Image d'archives de migrants à Tripoli. Crédit : EPA
Image d'archives de migrants à Tripoli. Crédit : EPA

Suspendues en raison de la crise sanitaire, les réinstallations de réfugiés dans un pays tiers vont reprendre, ont annoncé jeudi le Haut-commissariat des Nations unies aux réfugiés (HCR) et l'Organisation internationale des migrations (OIM). L'arrêt du programme a "retardé le départ de quelque 10 000 personnes", ont signalé les agences de l'ONU.

Les agences de l'ONU chargées des réfugiés et des migrations ont annoncé ensemble jeudi 18 juin "la reprise des départs en vue d'une réinstallation" pour les réfugiés dont l'envoi vers des pays tiers a déjà été approuvé.

"La réinstallation" dans un pays tiers "demeure vitale pour de nombreux réfugiés et nous avons hâte de travailler avec nos partenaires dans les pays d'accueil pour reprendre les déplacements d'une manière sûre", ont déclaré le HCR et l'OIM dans un communiqué conjoint.

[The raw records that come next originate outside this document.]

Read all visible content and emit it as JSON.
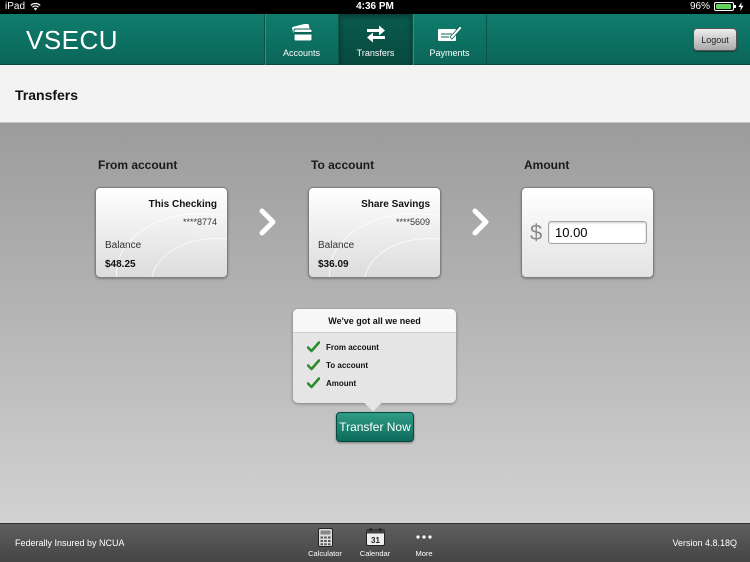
{
  "status_bar": {
    "device": "iPad",
    "time": "4:36 PM",
    "battery_text": "96%",
    "battery_level": 0.96
  },
  "header": {
    "logo": "VSECU",
    "nav": [
      {
        "label": "Accounts",
        "icon": "accounts-card-icon",
        "active": false
      },
      {
        "label": "Transfers",
        "icon": "transfer-arrows-icon",
        "active": true
      },
      {
        "label": "Payments",
        "icon": "check-pen-icon",
        "active": false
      }
    ],
    "logout_label": "Logout"
  },
  "page": {
    "title": "Transfers"
  },
  "transfer": {
    "from_label": "From account",
    "to_label": "To account",
    "amount_label": "Amount",
    "from_account": {
      "name": "This Checking",
      "number": "****8774",
      "balance_label": "Balance",
      "balance": "$48.25"
    },
    "to_account": {
      "name": "Share Savings",
      "number": "****5609",
      "balance_label": "Balance",
      "balance": "$36.09"
    },
    "currency_symbol": "$",
    "amount_value": "10.00"
  },
  "checklist": {
    "title": "We've got all we need",
    "items": [
      "From account",
      "To account",
      "Amount"
    ]
  },
  "transfer_button_label": "Transfer Now",
  "footer": {
    "insured_text": "Federally Insured by NCUA",
    "tools": [
      {
        "label": "Calculator",
        "icon": "calculator-icon"
      },
      {
        "label": "Calendar",
        "icon": "calendar-icon",
        "day": "31"
      },
      {
        "label": "More",
        "icon": "more-dots-icon"
      }
    ],
    "version": "Version 4.8.18Q"
  },
  "colors": {
    "brand_green": "#0f7d6d",
    "check_green": "#2e8b2e"
  }
}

Ce programme avait été suspendu dès le 17 mars en raison des restrictions de voyage imposées par la crise du coronavirus et la paralysie des transports aériens. Cet arrêt provisoire a "retardé le départ de quelque 10 000 réfugiés vers des pays tiers", ont ajouté les agences de l'ONU.

Près de 80 millions de personnes déplacées dans le monde

"Bien que de nombreuses restrictions relatives aux voyages soient encore en vigueur, elles ont commencé à être levées dans de nombreux pays tiers et un plus grand nombre de départs de réfugiés peut être programmé", ont relevé le HCR et l'OIM.

Cependant, ont averti ces organisations internationales, l'écart entre le nombre des réfugiés ayant besoin d'être réinstallés et le nombre de ceux que les gouvernements sont disposés à accueillir est "préoccupant".

Près de 80 millions de personnes dans le monde ont été déplacées à cause de conflits, persécutions, violences ou violations de leurs droits, dont plus de 26 millions de réfugiés, selon des chiffres de l'ONU. Ce qui signifie qu'1 % de la population mondiale a fui son foyer.

Selon le HCR, 1,4 million de personnes avaient besoin d'être réinstallées dans un pays tiers en 2019, mais seules 81 000 ont pu partir.